The overwhelming majority of our work at Middlegame focuses on Assortment, Pricing, and Merchandising to provide what we call Shopper Response Analytics. The significance of these three to overall brand performance is enough to keep us busy and is often at the heart of enormous opportunities we see for our clients in emerging markets. However, this obviously isn’t the only place where marketers focus their efforts. We are often asked to apply our ideas of transferred demand and incrementality to media and advertising initiatives. The key is thinking of the brands as a portfolio within the company just like we think of the SKUs as a portfolio within the brand.
Like most things in marketing, we should look back to Cincinnati and Procter & Gamble Way to see where things started. In 1931, a junior executive named Neil McElroy wrote a famous P&G memo that spelled out the principles of modern brand management. The memo argued that separate marketing teams for each P&G brand should be allowed to operate as completely separate business units. This approach paid off big time for McElroy. He became CEO of P&G. While being interviewed for a Time Magazine cover story in 1953 McElroy went so far as to relish the idea that P&G brands “dispute the claims of each other to keep the sales force on their toes”. To this day, his system of brand management remains the overwhelming structure of FMCG companies across the globe.
Eventually, senior management within FMCG organizations began to understand that brands are powerful intangible assets. This led to the glut of mergers and acquisitions across FMCG in the last twenty years. Often, these mergers and acquisitions have offered growth for both income statements and balance sheets as the subsequent economies of scale in manufacturing and distribution resources provided immediate benefits. However, in McElroy’s time, brand managers suddenly had way more internal competitors vying for relatively less total marketing resources. At the same time, the brands in these portfolios often overlapped and produced a lot of confusion for both customers and consumers. Many initiatives that were most attractive for overall company growth and return on investment were, and can still be, easily lost in the shuffle.
In 2002, Mercer Management Consulting published a paper called “Brand Portfolio Economics: Harnessing a Group of Brands to Drive Profitable Growth” that predicted the FMCG issues on FMCG that have come to be. The article points out that an overlapping and undifferentiated brand portfolio weakens the manufacturer brands to the point where they converge in on themselves. As this happens they begin to address a shrinking portion of the market which puts even more extreme pressure on manufacturing and distribution economies of scale. The consequence of this is an overreliance on price and price-driven promotions.

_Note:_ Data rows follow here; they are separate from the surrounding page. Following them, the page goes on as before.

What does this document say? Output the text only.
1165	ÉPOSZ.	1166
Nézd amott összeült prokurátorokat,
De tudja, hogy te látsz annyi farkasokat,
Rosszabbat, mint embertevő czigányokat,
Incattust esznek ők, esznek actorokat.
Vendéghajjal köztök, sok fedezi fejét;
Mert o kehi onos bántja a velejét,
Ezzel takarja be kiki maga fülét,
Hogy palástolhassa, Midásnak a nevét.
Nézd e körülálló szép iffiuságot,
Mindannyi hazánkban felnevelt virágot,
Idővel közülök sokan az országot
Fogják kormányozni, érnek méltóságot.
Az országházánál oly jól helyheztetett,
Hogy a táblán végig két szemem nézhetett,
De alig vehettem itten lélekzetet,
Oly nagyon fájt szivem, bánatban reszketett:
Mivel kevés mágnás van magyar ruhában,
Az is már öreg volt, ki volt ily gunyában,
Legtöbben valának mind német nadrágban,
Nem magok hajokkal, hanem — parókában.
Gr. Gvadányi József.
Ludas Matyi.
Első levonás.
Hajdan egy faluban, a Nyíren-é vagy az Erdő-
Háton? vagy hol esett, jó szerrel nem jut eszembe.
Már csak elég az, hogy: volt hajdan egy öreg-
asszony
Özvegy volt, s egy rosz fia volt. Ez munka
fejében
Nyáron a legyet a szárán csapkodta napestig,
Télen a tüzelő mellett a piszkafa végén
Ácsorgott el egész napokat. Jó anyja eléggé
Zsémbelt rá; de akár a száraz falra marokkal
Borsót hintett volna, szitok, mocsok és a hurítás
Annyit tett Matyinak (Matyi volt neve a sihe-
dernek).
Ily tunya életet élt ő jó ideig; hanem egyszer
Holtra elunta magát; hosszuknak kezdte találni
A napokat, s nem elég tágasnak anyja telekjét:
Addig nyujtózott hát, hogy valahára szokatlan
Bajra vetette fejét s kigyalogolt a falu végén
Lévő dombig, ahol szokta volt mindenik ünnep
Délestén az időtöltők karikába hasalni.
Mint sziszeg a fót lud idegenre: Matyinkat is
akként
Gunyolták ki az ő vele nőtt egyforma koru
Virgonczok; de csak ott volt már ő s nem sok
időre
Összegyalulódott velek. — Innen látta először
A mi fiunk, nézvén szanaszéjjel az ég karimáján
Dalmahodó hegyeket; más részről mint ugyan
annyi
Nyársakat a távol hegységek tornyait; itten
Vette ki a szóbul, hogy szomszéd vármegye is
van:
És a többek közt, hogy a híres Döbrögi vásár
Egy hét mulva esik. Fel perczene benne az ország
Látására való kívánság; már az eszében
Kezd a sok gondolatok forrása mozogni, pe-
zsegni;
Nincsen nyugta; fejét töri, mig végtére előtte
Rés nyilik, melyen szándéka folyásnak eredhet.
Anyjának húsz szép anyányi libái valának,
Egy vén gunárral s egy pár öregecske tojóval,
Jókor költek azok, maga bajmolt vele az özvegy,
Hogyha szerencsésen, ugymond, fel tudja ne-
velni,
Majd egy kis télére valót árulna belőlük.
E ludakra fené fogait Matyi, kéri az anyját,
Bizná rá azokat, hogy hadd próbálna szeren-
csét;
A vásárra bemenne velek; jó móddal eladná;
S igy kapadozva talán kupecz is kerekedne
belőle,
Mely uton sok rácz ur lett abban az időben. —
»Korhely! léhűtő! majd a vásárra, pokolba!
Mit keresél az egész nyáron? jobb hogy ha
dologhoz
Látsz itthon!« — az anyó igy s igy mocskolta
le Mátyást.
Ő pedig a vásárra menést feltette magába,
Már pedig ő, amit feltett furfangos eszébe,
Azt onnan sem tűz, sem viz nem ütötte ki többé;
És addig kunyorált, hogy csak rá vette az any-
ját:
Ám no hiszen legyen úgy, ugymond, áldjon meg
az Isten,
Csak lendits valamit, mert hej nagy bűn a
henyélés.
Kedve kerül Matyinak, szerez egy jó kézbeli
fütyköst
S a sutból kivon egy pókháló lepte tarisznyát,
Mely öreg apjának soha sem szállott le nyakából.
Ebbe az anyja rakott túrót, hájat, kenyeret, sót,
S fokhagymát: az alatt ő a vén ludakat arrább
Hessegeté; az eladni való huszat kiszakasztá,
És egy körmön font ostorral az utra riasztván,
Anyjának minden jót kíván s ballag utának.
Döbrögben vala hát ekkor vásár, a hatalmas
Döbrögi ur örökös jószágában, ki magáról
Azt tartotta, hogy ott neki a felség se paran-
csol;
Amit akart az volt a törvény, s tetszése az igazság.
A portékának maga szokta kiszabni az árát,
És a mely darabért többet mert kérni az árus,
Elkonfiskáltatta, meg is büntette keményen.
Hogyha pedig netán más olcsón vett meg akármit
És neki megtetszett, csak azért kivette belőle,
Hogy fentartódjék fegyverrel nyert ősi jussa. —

Brands are still very important. Given the fragmentation of the market, maybe they are more important than ever. A great example is the reaction of the large multinational brewers to the growing craft beer segment. Their answer has been mergers and acquisitions. Regardless, it is really apparent that analytics focused on supporting the decisions for a brand-like marketing mix modeling (MMM) needs to evolve into more of a portfolio analytics or even category analytics solution like Middlegame offers with the CIA® platform. The only way to do this is to look at the marketing mix in the context of both “absolute value” relating to the ongoing formation of brand equity and “relative value” offering a full understand of reasons for competitive interaction.
Middlegame is the only ROMI consultancy of its kind that offers a holistic view of the implications of resource allocation and investment in the marketplace. Our approach to scenario-planning differs from other marketing analytics providers by addressing the anticipated outcome for every SKU (your portfolio and your competitors’) in every channel. Similar to the pieces in chess, each stakeholder can now evaluate the trade-offs of potential choices and collectively apply them to create win-win results.